注:本公司提供试剂盒免费代测服务。需要其他检测试剂盒请咨询销售人员。

产品全称:FGF13 成纤维细胞生长因子13ELISA实验原理

英文名称:Fibroblast Growth Factor 13(FGF13)ELISA Kit

货号:GOY-01E12501

规格:48T/96T

服务:可提供免费代测服务,以及产品说明书和技术指导等

保存环境:2-8℃低温、避光、防潮

主要成分:酶标板,试剂,标准品等。

检测目的:用于测定血清,血浆及相关液体等样本。例如适合检测包括血清、血浆、尿液、胸腹水、灌洗液、脑脊液、细胞培养上清、组织匀浆等标本..需要而未提供。QQ截图20200429164220.jpg

具有如下优点:

一、高效、灵敏、特异的抗体;

  二、稳定的重复性和可靠性;

  三、吸附性能好,空白值低,孔底透明度高的固相载体;

  四、适用血清、血浆、组织匀浆液、细胞培养上清液、尿液等等多种标本类型;

  五、性价比非常好,节省实验经费。

试剂和样本的控制方法:

一、试剂

1.试剂的选择:国家明确要求要采用批批检定的形式对ELISA试剂严格把关,我司严格按照进行,已获得国家承认的三证",每一个产品都有对应的批号,只要客户提前下单,我们就能为您提供新批次的产品,不必担心会有过期的试剂。我司的试剂,值得您选择。

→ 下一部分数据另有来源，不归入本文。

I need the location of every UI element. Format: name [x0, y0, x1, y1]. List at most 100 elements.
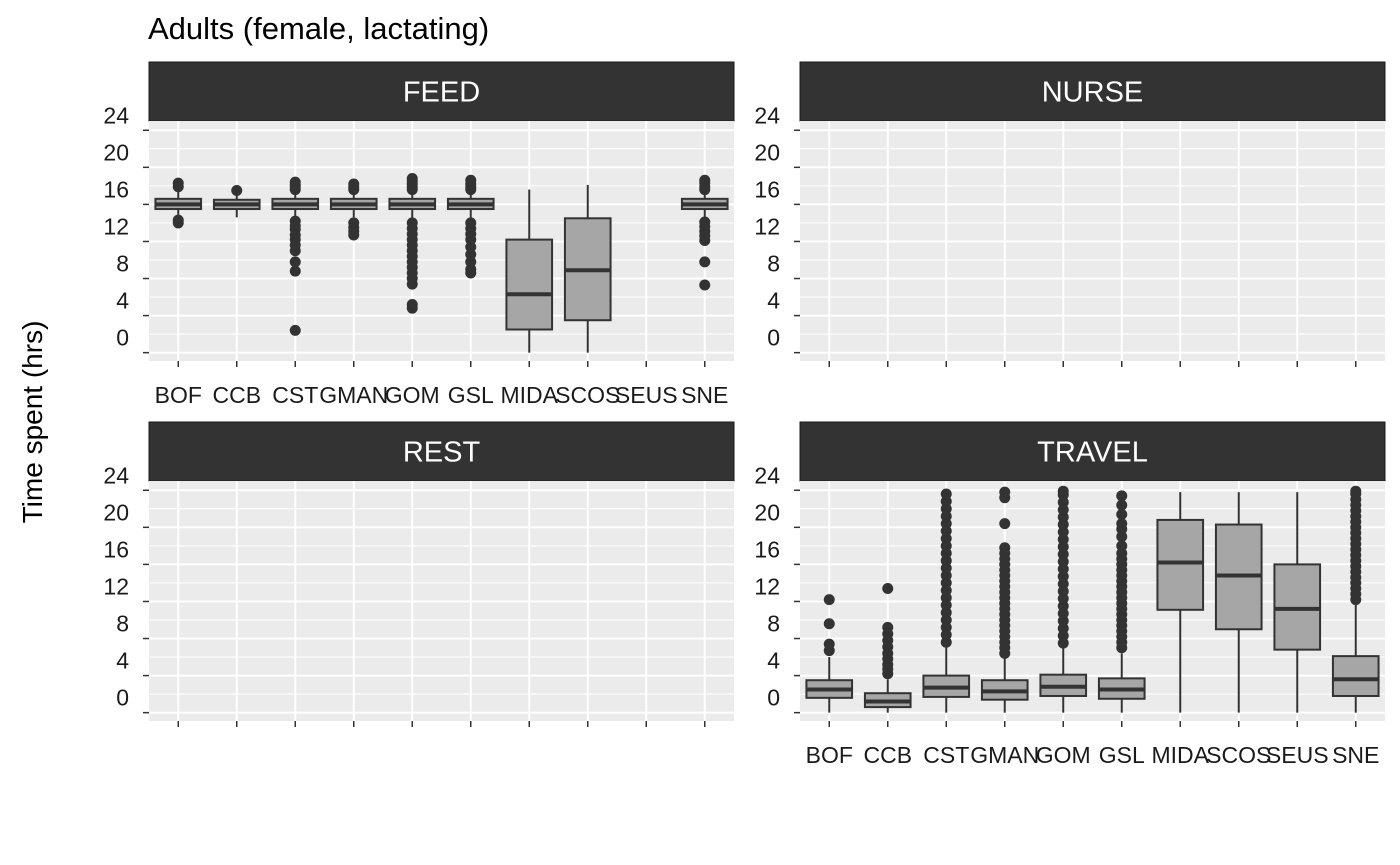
x-tick-label: CST [923, 742, 969, 768]
y-tick-label: 20 [754, 139, 780, 165]
box-travel-gom [1039, 485, 1088, 713]
outlier-point [289, 256, 301, 268]
outlier-point [823, 618, 835, 630]
outlier-point [289, 265, 301, 277]
outlier-point [882, 582, 894, 594]
y-tick-label: 0 [767, 685, 780, 711]
y-tick-label: 16 [754, 176, 780, 202]
outlier-point [699, 216, 711, 228]
y-tick-label: 0 [116, 325, 129, 351]
box-travel-bof [805, 594, 854, 713]
x-tick-label: BOF [155, 382, 202, 408]
y-tick-label: 4 [116, 288, 129, 314]
y-tick-label: 24 [754, 102, 780, 128]
outlier-point [699, 279, 711, 291]
y-tick-label: 8 [767, 611, 780, 637]
x-tick-label: SEUS [615, 382, 678, 408]
x-tick-label: GOM [1036, 742, 1091, 768]
facet-strip-feed [148, 61, 735, 122]
outlier-point [406, 172, 418, 184]
x-tick-label: SCOS [1206, 742, 1271, 768]
outlier-point [1116, 540, 1128, 552]
box-travel-gman [980, 486, 1029, 713]
box-travel-cst [922, 488, 971, 713]
x-tick-label: GSL [448, 382, 494, 408]
outlier-point [289, 176, 301, 188]
facet-label-rest: REST [403, 437, 481, 469]
x-tick-label: SNE [681, 382, 728, 408]
x-tick-label: GSL [1099, 742, 1145, 768]
x-tick-label: SNE [1332, 742, 1379, 768]
box-travel-mida [1156, 492, 1205, 713]
box-body [1331, 655, 1380, 697]
y-tick-label: 0 [116, 685, 129, 711]
box-feed-mida [505, 189, 554, 353]
x-tick-label: MIDA [1152, 742, 1210, 768]
facet-label-travel: TRAVEL [1037, 437, 1148, 469]
box-feed-cst [271, 176, 320, 336]
outlier-point [999, 542, 1011, 554]
outlier-point [348, 217, 360, 229]
outlier-point [231, 184, 243, 196]
outlier-point [999, 486, 1011, 498]
x-tick-label: BOF [806, 742, 853, 768]
x-tick-label: GMAN [319, 382, 388, 408]
x-tick-label: GMAN [970, 742, 1039, 768]
outlier-point [699, 256, 711, 268]
y-axis-title: Time spent (hrs) [17, 321, 48, 524]
y-tick-label: 4 [767, 648, 780, 674]
x-tick-label: CST [272, 382, 318, 408]
y-tick-label: 8 [116, 611, 129, 637]
box-travel-gsl [1097, 490, 1146, 713]
box-body [505, 238, 554, 331]
box-travel-ccb [863, 582, 912, 713]
box-travel-seus [1273, 492, 1322, 713]
y-tick-label: 24 [103, 102, 129, 128]
y-tick-label: 16 [103, 536, 129, 562]
box-body [1156, 518, 1205, 611]
facet-nurse: NURSE 0 4 8 12 16 20 24 [754, 61, 1386, 367]
outlier-point [882, 621, 894, 633]
box-feed-sne [680, 174, 729, 291]
x-tick-label: MIDA [501, 382, 559, 408]
y-tick-label: 4 [767, 288, 780, 314]
y-tick-label: 20 [103, 139, 129, 165]
box-feed-bof [154, 177, 203, 229]
outlier-point [940, 488, 952, 500]
y-tick-label: 16 [754, 536, 780, 562]
y-tick-label: 0 [767, 325, 780, 351]
box-travel-scos [1214, 492, 1263, 713]
y-tick-label: 16 [103, 176, 129, 202]
y-tick-label: 24 [103, 462, 129, 488]
facet-rest: REST 0 4 8 12 16 20 24 [103, 421, 735, 727]
outlier-point [1057, 485, 1069, 497]
outlier-point [289, 215, 301, 227]
y-tick-label: 4 [116, 648, 129, 674]
outlier-point [289, 324, 301, 336]
outlier-point [348, 178, 360, 190]
y-tick-label: 24 [754, 462, 780, 488]
facet-strip-travel [799, 421, 1386, 482]
y-tick-label: 20 [754, 499, 780, 525]
y-tick-label: 12 [754, 213, 780, 239]
box-feed-ccb [212, 184, 261, 218]
box-travel-sne [1331, 485, 1380, 713]
y-tick-label: 8 [116, 251, 129, 277]
outlier-point [1116, 518, 1128, 530]
facet-strip-rest [148, 421, 735, 482]
y-tick-label: 8 [767, 251, 780, 277]
x-tick-label: CCB [212, 382, 261, 408]
outlier-point [823, 638, 835, 650]
outlier-point [465, 217, 477, 229]
facet-label-nurse: NURSE [1042, 77, 1144, 109]
box-feed-gsl [446, 174, 495, 279]
outlier-point [823, 594, 835, 606]
x-tick-label: CCB [863, 742, 912, 768]
outlier-point [406, 217, 418, 229]
outlier-point [172, 177, 184, 189]
y-tick-label: 12 [103, 213, 129, 239]
outlier-point [699, 174, 711, 186]
facet-label-feed: FEED [403, 77, 480, 109]
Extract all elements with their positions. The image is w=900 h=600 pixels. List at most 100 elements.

2.试剂的准备:先将试剂盒先从冰箱中拿出来,在室温下放置20-30 min后,再进行测定,使试剂盒在使用前与室温平衡,这样做的目的能使反应微孔内的温度较快地达到所需的温度,以满足后面的测定需求。

 

二、样本

1.内源性干扰因素:包括类风湿因子、补体、高浓度的非特异免疫球蛋白、异嗜性抗体、某些自身抗体等;

类风湿因子的控制方法:

F(ab)2替代完整的IgG

标本用联有热变性IgG的固相吸附剂处理;

检测抗原时,可用加入到标本中使RF降解。

试剂配制:

1、酶联板(Assay plate ):一块(96孔或者48孔)。

2、标准品(Standard):2瓶(冻干品)。

3、样品(Sample Diluent):1×20ml/瓶。

4、标记抗体(Biotin-antibody Diluent):1×10ml/瓶。

5、辣根过氧化物酶标记亲和素 (HRP-avidin Diluent):1×10ml/瓶。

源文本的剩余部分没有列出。